Puerto Rico tells Speaker Ryan more financial docs on the way

A top Puerto Rican official told Speaker Paul Ryan on Monday that the island is nearly done putting together a comprehensive collection of financial documents to help guide Congress in crafting a debt-relief plan for the island.

Gov. Alejandro García Padilla sent Ryan (R-Wis.) a working draft of 2014 financial information ahead of the completion of a sweeping audit of those records. 

{mosads}He also tried to dispel what he called a “misconception” that the island has failed to turn over timely documents detailing the territory’s struggles to avoid a significant default. 

“The depth of our debt crisis has been extensively disclosed,” García Padilla wrote.

“Our debt is unsustainable and a broad restructuring of our debt is inevitable,” he said.

A full account of the statements should be released by April, although, by gauging the severity of the island’s fiscal woes that timetable could be altered, he said.

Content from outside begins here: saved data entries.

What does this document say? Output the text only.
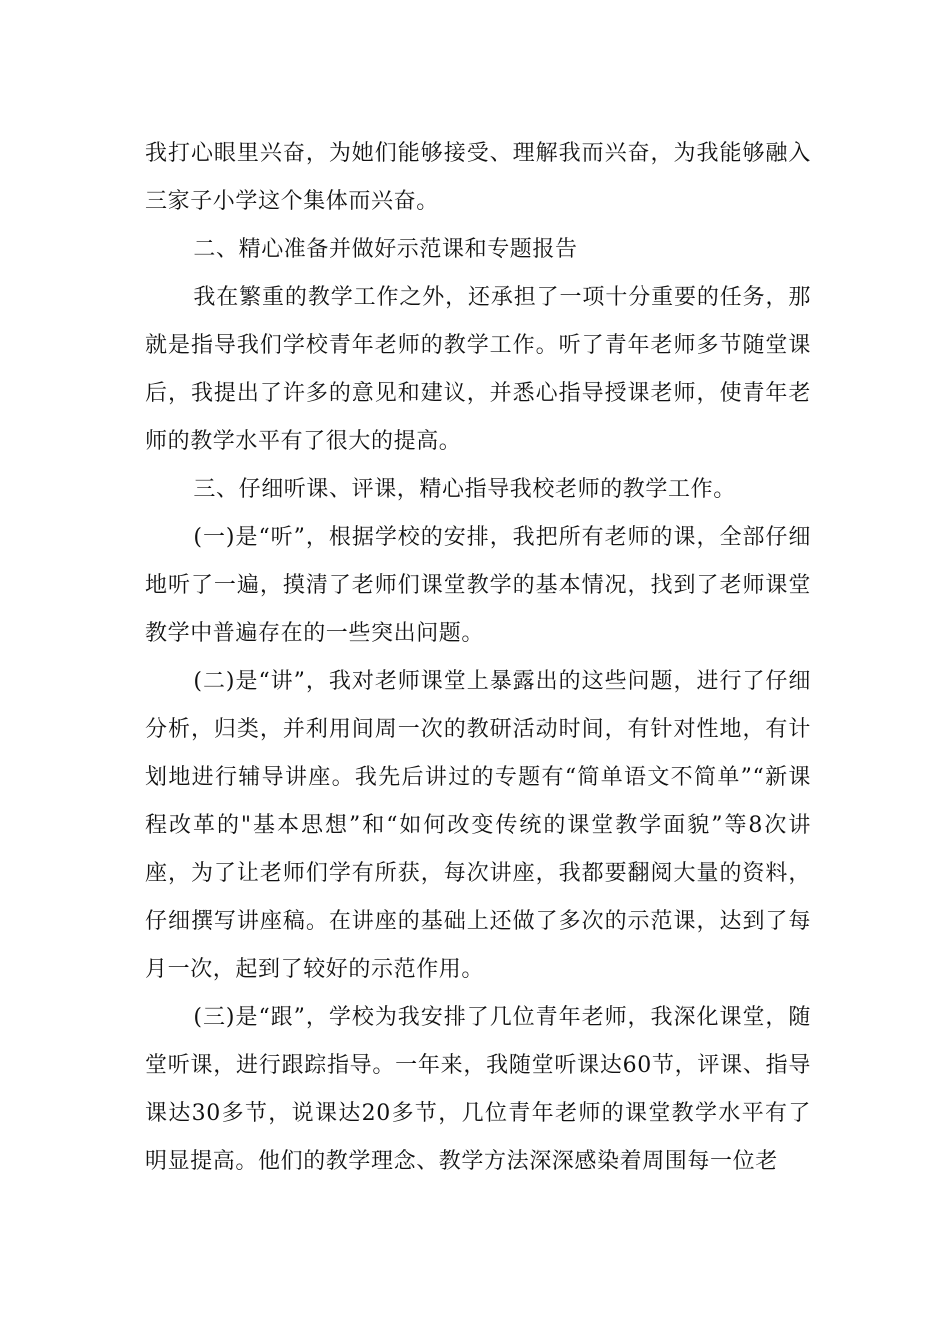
我打心眼里兴奋，为她们能够接受、理解我而兴奋，为我能够融入三家子小学这个集体而兴奋。

二、精心准备并做好示范课和专题报告

我在繁重的教学工作之外，还承担了一项十分重要的任务，那就是指导我们学校青年老师的教学工作。听了青年老师多节随堂课后，我提出了许多的意见和建议，并悉心指导授课老师，使青年老师的教学水平有了很大的提高。

三、仔细听课、评课，精心指导我校老师的教学工作。

(一)是“听”，根据学校的安排，我把所有老师的课，全部仔细地听了一遍，摸清了老师们课堂教学的基本情况，找到了老师课堂教学中普遍存在的一些突出问题。

(二)是“讲”，我对老师课堂上暴露出的这些问题，进行了仔细分析，归类，并利用间周一次的教研活动时间，有针对性地，有计划地进行辅导讲座。我先后讲过的专题有“简单语文不简单”“新课程改革的"基本思想”和“如何改变传统的课堂教学面貌”等8次讲座，为了让老师们学有所获，每次讲座，我都要翻阅大量的资料，仔细撰写讲座稿。在讲座的基础上还做了多次的示范课，达到了每月一次，起到了较好的示范作用。

(三)是“跟”，学校为我安排了几位青年老师，我深化课堂，随堂听课，进行跟踪指导。一年来，我随堂听课达60节，评课、指导课达30多节，说课达20多节，几位青年老师的课堂教学水平有了明显提高。他们的教学理念、教学方法深深感染着周围每一位老
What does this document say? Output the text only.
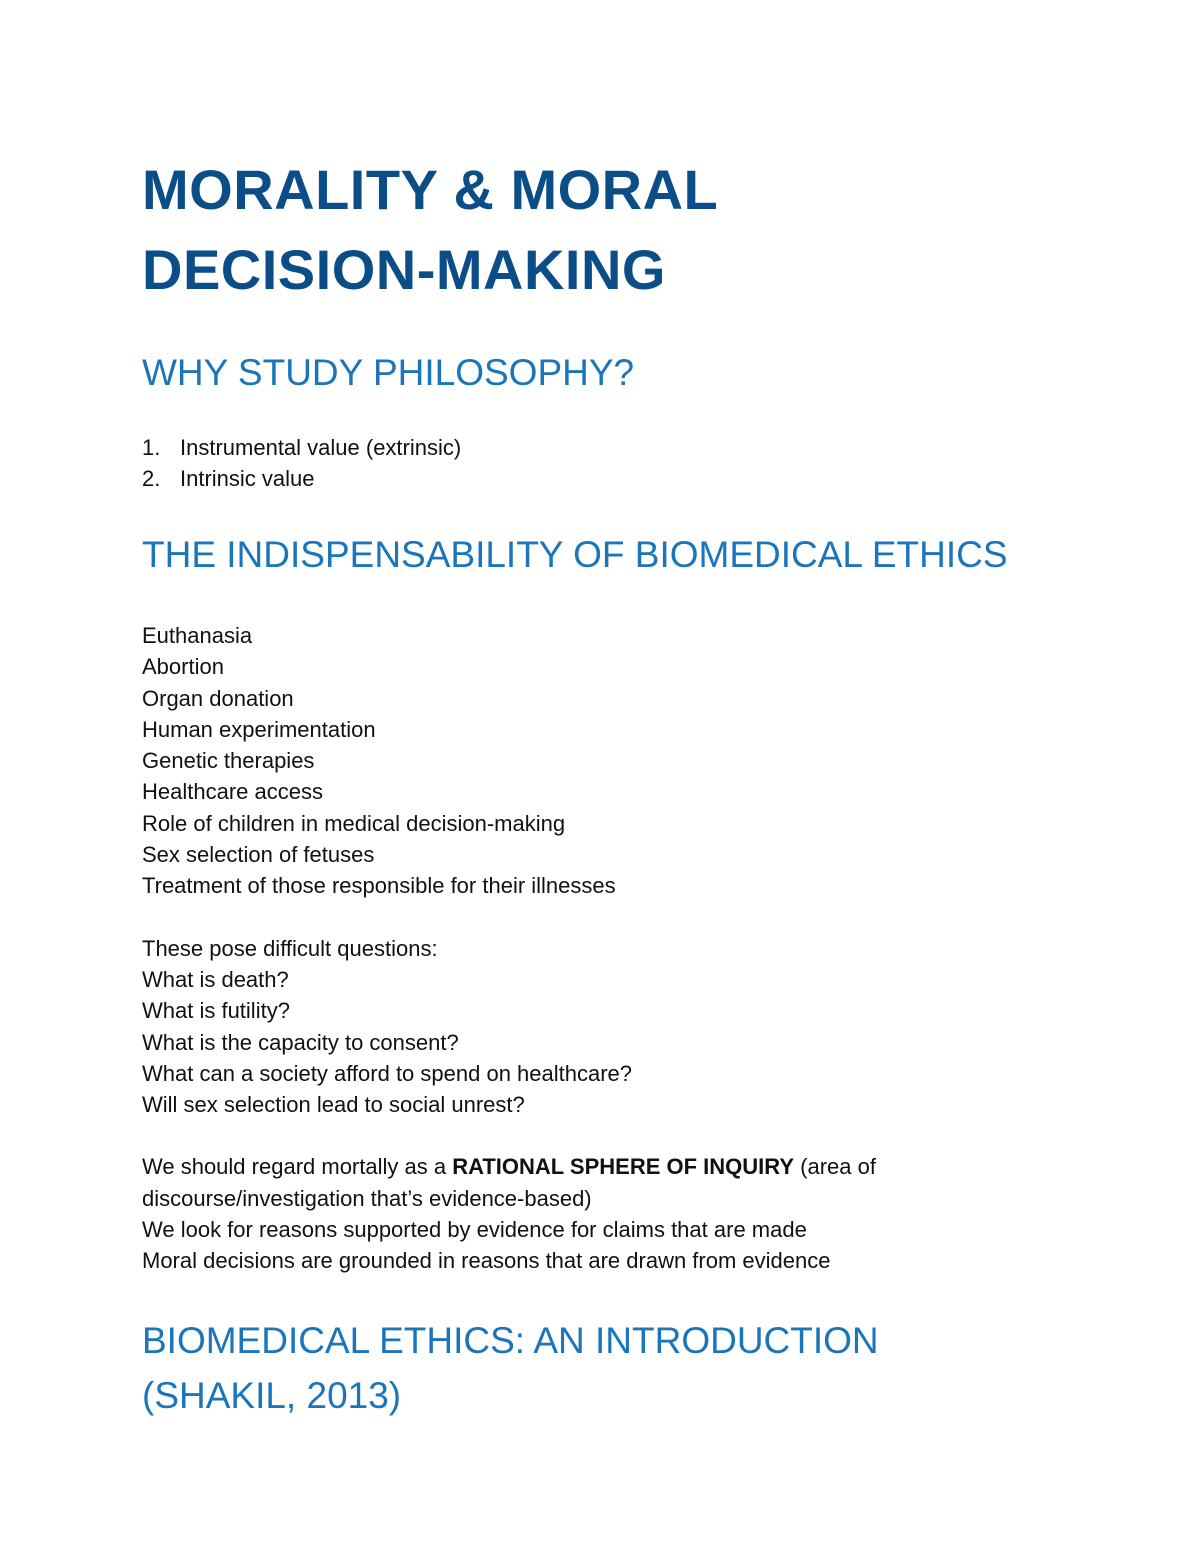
MORALITY & MORAL
DECISION-MAKING
WHY STUDY PHILOSOPHY?
1. Instrumental value (extrinsic)
2. Intrinsic value
THE INDISPENSABILITY OF BIOMEDICAL ETHICS
Euthanasia
Abortion
Organ donation
Human experimentation
Genetic therapies
Healthcare access
Role of children in medical decision-making
Sex selection of fetuses
Treatment of those responsible for their illnesses
These pose difficult questions:
What is death?
What is futility?
What is the capacity to consent?
What can a society afford to spend on healthcare?
Will sex selection lead to social unrest?
We should regard mortally as a RATIONAL SPHERE OF INQUIRY (area of
discourse/investigation that’s evidence-based)
We look for reasons supported by evidence for claims that are made
Moral decisions are grounded in reasons that are drawn from evidence
BIOMEDICAL ETHICS: AN INTRODUCTION
(SHAKIL, 2013)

“The delay in completing the financial statements is due precisely to the complexities posed by our current fiscal crisis,” he said.

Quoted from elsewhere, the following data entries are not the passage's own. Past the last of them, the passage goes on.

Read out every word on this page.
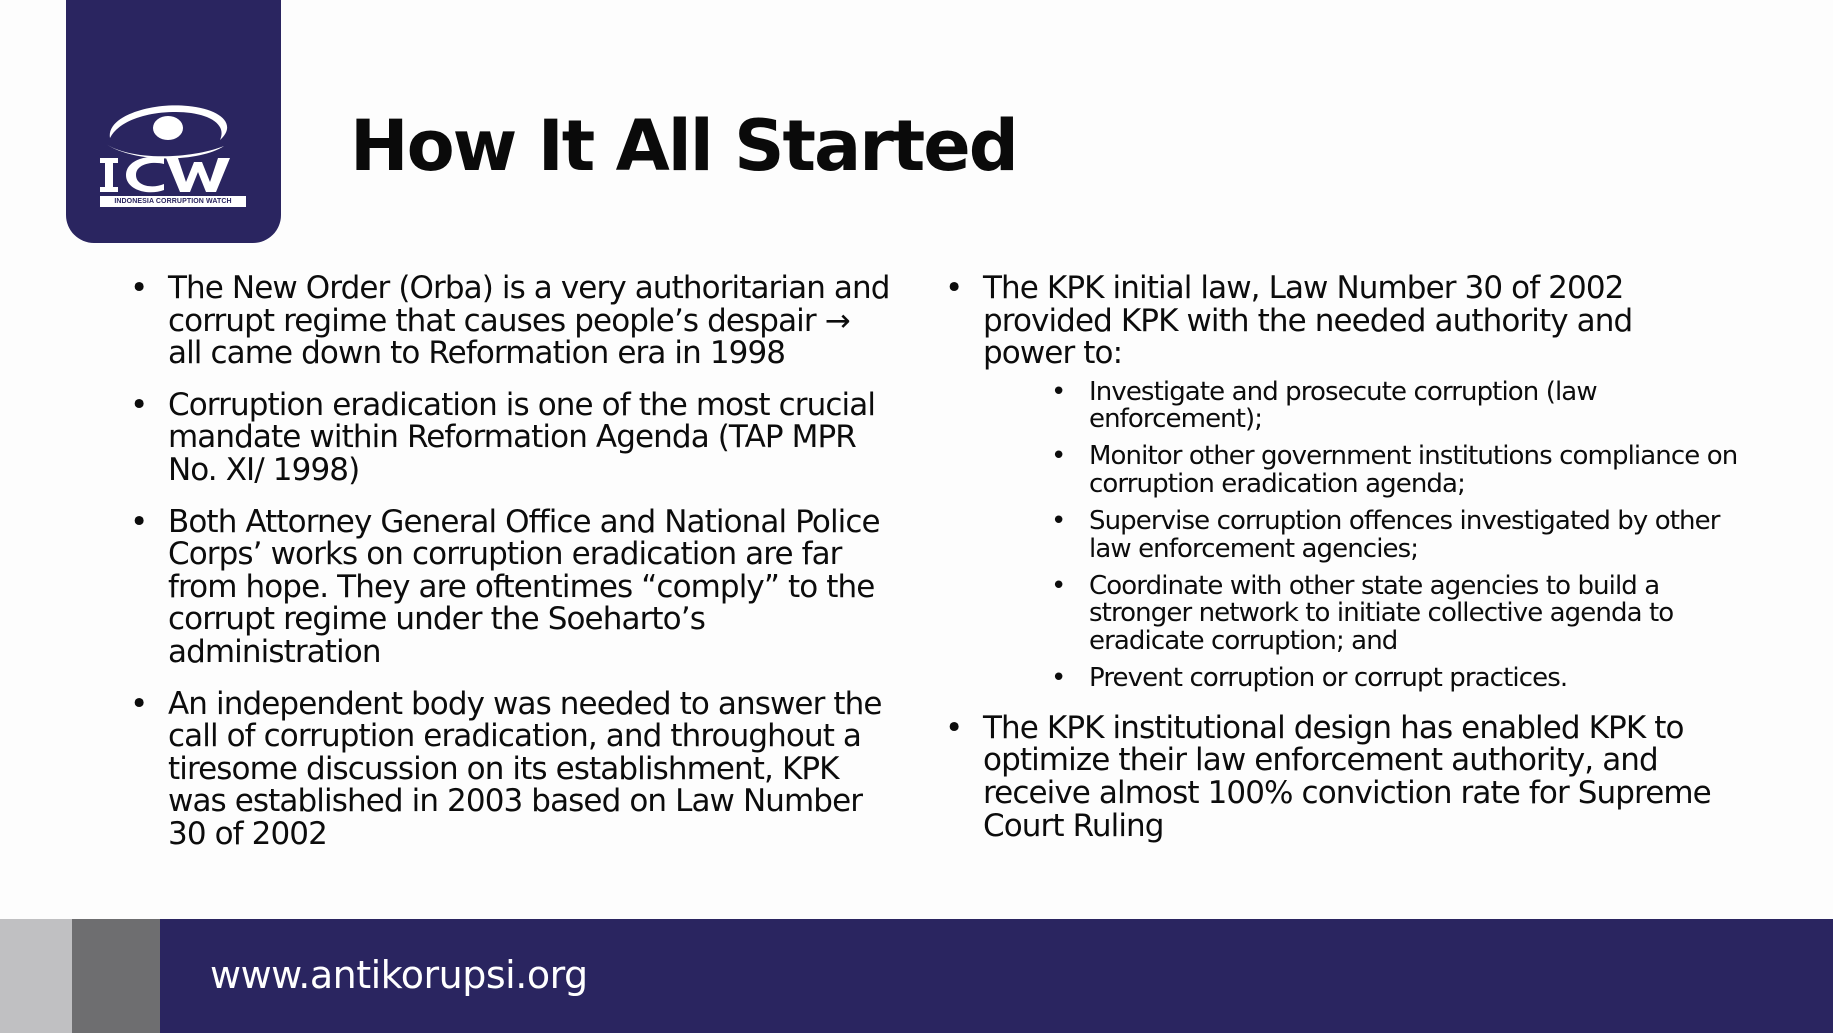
INDONESIA CORRUPTION WATCH
How It All Started
• The New Order (Orba) is a very authoritarian and corrupt regime that causes people’s despair → all came down to Reformation era in 1998
• Corruption eradication is one of the most crucial mandate within Reformation Agenda (TAP MPR No. XI/ 1998)
• Both Attorney General Office and National Police Corps’ works on corruption eradication are far from hope. They are oftentimes “comply” to the corrupt regime under the Soeharto’s administration
• An independent body was needed to answer the call of corruption eradication, and throughout a tiresome discussion on its establishment, KPK was established in 2003 based on Law Number 30 of 2002
• The KPK initial law, Law Number 30 of 2002 provided KPK with the needed authority and power to:
• Investigate and prosecute corruption (law enforcement);
• Monitor other government institutions compliance on corruption eradication agenda;
• Supervise corruption offences investigated by other law enforcement agencies;
• Coordinate with other state agencies to build a stronger network to initiate collective agenda to eradicate corruption; and
• Prevent corruption or corrupt practices.
• The KPK institutional design has enabled KPK to optimize their law enforcement authority, and receive almost 100% conviction rate for Supreme Court Ruling
www.antikorupsi.org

“I can assure you that we are diligently working to complete the financial statements as soon as possible.”

García Padilla said that the financial information is being made available prior to the completion of the audit “in addition to an unparalleled amount of verifiable financial information that has been released in recent months to provide you with further information that could be useful in evaluating” the island’s financial condition and “new federal restructuring legislation needed to comprehensively address the Commonwealth’s immediate debt crisis.”

He argued that the draft makes clear “the commonwealth currently faces a severe fiscal and liquidity crisis, the culmination of many years of significant governmental deficits, a prolonged economic recession that began in 2006, high unemployment, record outmigration and high levels of debt and pension obligations.”

In 2014, the island’s deficit increased to $49.2 billion from $46.7 billion, he said.

Ryan has given the House an deadline for the end of March to find a solution.

There are two House hearings this week that will examine the topic.

“The issue is whether the restructuring will occur under a broad legal framework and in an orderly manner or without any legal guardrails and chaotic,” García Padilla wrote.

He argued that any failure by Congress to move forward to enact a broad restructuring framework will cause years of legal challenges against the island and among creditors “that will harm the government’s ability to provide essential services, accelerate outmigration to the U.S. mainland, further contract the Puerto Rican economy and severely impair creditors’ ability to recover on their claims.”

“Without the rule of law, 3.5 million American citizens in Puerto Rico face an ever more uncertain future,” García Padilla wrote. 

Recently, Senate Finance Committee Chairman Orrin Hatch (R-Utah) called on Puerto Rico to provide updated financial statements saying it had been challenging to acquire recent verifiable information about the island’s fiscal condition.

Earlier this month, President Obama proposed in his $4.1 trillion fiscal 2017 budget to provide Puerto Rico with billions of dollars in relief, in addition to allowing the territory to declare bankruptcy on some of its debt.

In January, Puerto Rico and its top advisers urged Congress to allow for a comprehensive restructuring of about $49 billion of its total $72 billion in debt.